The night's most significant play came with 1:23 left and the Huskers facing a third and eight on the LSU 37. If they hadn't made it, the Tigers would have gotten the ball and might have been able to move into position for Betanzos to boot a field goal for an LSU victory. But Gill called Weak Left 79, 9 Delay, Flare Right. Fryar slanted in and then cut toward the right sideline, and Gill hit him. First down on the 24. "I didn't even know it was third down," Fryar said. "But I do know that when the ball is in the air, it's mine."
Still, while the ball belonged to Fryar and the game to Nebraska, LSU wasn't too upset. After all, in 1981 the Tigers were 3-7-1, their worst record in 25 years, and Stovall seemed to be on the way out. Thanks to Risher (who ended his career with 22 school records, some of which had been held by Bert Jones and Y.A. Tittle), the Tiger Tykes ( Hilliard, who caught passes for 82 yards, and another freshman star who was troubled Saturday by a hamstring, Tailback Garry James) and few injuries (20 of 22 starters started all 12 games), LSU's 1982 souvenirs included an 8-3-1 record and a 20-10 thrashing of Alabama. And its near miss in Miami. Which isn't too shabby.

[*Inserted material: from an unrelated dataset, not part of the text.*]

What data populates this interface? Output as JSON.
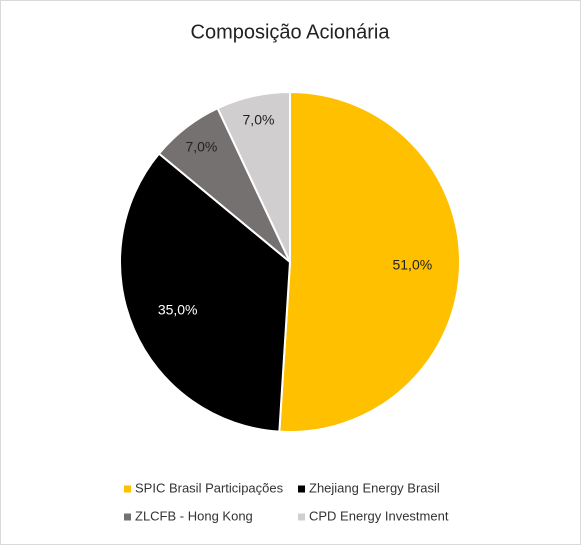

Meanwhile, Nebraska's Outland-and Lombardi trophy-winning Center Dave Rimington was admitting he hadn't had an award-winning night. "I've heard all these people tell me how good I am," he said. "Then people expect me to be as good as they said I was. And I'm not." He is, of course, plenty good enough, just like the Huskers, who proved that one man's junk is another man's treasure.